Reaparece Albert Boadella dirigiendo a Els Joglars para que el más clásico de los actores de la compañía, Ramón Fontseré, interprete la caricatura de un personaje trascendental y chusco a la vez: El rey que fue. La farsa se sitúa a bordo de un barco lujoso que navega por el Golfo Pérsico, en el que una y otra vez la calma precede a la tormenta, ya sea por designios de la meteorología o por el rumbo caprichoso al que obliga, contra los criterios profesionales del capitán inglés, el principal pasajero de la nave.
Sesenta años después de la aparición de Els Joglars apenas quedan tiempo y ganas para comprender la sacudida que experimentó el teatro en España, en plena Dictadura, con aquel movimiento que se denominó Teatro Independiente. Tal vez ni siquiera los supervivientes de aquellas andanzas estén en condiciones de reclamar el reconocimiento que merecieron. El rey que fue no ha venido a reivindicarlo.
La obra se centra en la vida del rey Juan Carlos, desde la distancia que marca el exilio respecto al reconocimiento popular del que gozó durante varios decenios. Una vida contradictoria, con situaciones trágicas y excesos licenciosos que, contra todo pronóstico, condujo a la reinstauración monárquica por puras carambolas en un país sin memoria de ese régimen. Una vida que, más allá del toisón y la campechanía, escondía chanchullos y avatares poco edificantes para una sociedad y unas instituciones renuentes a la heterodoxia.
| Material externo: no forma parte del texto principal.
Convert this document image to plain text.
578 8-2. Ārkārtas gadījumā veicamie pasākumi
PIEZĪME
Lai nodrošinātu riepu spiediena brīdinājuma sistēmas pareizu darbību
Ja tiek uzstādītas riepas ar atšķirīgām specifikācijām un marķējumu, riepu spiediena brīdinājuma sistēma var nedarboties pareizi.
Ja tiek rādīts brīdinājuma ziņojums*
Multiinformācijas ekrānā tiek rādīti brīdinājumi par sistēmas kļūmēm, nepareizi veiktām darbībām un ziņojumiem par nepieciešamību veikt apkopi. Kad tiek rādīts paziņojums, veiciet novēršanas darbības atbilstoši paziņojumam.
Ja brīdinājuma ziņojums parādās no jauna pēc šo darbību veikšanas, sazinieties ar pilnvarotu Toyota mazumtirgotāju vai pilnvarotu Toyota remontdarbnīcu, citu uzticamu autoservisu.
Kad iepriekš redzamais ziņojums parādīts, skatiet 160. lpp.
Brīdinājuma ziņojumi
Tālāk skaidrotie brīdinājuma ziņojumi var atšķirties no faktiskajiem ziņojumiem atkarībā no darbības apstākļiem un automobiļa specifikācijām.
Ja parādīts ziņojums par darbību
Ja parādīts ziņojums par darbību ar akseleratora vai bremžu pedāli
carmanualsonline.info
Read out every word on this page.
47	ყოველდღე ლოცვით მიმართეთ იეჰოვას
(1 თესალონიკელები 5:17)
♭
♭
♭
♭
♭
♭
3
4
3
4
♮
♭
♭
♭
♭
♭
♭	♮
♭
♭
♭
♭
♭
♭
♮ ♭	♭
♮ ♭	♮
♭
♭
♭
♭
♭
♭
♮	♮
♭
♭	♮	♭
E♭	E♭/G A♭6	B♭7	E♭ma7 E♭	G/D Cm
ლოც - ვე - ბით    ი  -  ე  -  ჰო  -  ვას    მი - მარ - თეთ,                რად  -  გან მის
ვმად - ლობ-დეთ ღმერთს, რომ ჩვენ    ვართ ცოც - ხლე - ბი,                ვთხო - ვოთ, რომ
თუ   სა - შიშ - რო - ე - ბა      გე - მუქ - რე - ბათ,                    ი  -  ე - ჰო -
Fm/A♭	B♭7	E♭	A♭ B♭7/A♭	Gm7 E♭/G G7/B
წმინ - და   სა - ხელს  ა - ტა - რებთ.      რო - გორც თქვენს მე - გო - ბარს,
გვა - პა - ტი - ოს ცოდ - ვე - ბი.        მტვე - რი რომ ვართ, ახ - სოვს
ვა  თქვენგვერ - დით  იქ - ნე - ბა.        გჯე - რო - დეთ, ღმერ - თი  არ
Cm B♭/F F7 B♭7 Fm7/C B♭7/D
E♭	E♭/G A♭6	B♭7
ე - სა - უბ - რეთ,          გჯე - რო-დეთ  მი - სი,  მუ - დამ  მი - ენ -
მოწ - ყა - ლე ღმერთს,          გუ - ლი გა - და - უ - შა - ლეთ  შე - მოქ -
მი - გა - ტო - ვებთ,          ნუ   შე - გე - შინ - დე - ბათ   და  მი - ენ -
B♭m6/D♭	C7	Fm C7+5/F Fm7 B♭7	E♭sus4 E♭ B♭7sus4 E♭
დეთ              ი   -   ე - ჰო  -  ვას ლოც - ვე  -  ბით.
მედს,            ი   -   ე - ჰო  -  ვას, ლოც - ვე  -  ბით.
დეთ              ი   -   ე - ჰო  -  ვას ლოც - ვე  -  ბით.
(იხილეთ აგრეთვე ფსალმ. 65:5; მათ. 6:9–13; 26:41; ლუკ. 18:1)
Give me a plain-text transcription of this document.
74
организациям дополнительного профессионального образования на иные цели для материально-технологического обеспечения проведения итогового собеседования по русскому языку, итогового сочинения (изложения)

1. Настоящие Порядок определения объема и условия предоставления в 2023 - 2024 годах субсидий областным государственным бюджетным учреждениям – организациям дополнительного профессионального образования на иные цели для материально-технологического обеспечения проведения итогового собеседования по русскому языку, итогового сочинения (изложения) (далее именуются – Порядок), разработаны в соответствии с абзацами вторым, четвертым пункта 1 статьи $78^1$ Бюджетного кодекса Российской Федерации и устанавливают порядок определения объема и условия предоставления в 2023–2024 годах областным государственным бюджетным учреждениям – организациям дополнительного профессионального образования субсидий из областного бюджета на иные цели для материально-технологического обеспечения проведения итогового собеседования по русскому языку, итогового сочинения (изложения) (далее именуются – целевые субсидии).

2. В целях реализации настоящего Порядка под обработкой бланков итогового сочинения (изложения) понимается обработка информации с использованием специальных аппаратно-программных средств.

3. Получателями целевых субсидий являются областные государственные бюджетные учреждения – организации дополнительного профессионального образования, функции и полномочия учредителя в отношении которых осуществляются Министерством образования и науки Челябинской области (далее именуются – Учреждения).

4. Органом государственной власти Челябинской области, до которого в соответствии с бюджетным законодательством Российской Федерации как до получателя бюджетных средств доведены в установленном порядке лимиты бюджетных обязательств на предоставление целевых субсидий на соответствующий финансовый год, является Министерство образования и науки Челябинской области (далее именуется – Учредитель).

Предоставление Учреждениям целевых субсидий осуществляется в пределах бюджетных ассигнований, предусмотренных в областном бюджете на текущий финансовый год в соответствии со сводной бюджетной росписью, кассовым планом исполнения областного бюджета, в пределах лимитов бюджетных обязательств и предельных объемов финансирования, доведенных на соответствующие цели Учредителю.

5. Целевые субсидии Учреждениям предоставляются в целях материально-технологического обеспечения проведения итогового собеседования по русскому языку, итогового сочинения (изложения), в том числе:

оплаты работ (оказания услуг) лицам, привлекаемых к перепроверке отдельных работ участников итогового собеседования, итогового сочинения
El personaje, la verdad, bien merece una representación. Como se quiera: en forma de comedia o de tragedia. Aquí se opta por la burla o por la farsa, más allá de unas pocas alusiones a aspectos que pasan desapercibidos. La evolución de Els Joglars y de la sociedad en que el grupo se ha desarrollado no se corresponde con lo que hicieron presagiar en sus comienzos. En el declive de su última racha han optado por la bufonada, si no por la brocha gorda al borde mismo de la astracanada.
Ramón Fontseré construye una caricatura del emérito que quizás sea el mayor mérito de esta reaparición de Es Joglars. Su caracterización, sus movimientos, su voz tienen el valor de lo burlesco y de lo verosímil; en ellos se reconoce al personaje que interpreta. ¿Con exceso de furia? Aparentemente, sí; por parte de quienes asumieron el tono bobalicón del emérito. Sin embargo, tal vez esa sea la manifestación más evidente de su indignación frente a quienes le han conducido y abandonado en una situación a la deriva.
El público –con una media de edad sorprendentemente elevada, en la sesión a la que asistí– mantuvo el tipo con la retranca de quien ya sabe de qué se habla y mucho más. Sin embargo, solo esporádicamente agradece con su risa los momentos en que la farsa avanza hacia el absurdo paradójicamente más realista. O simplemente más real.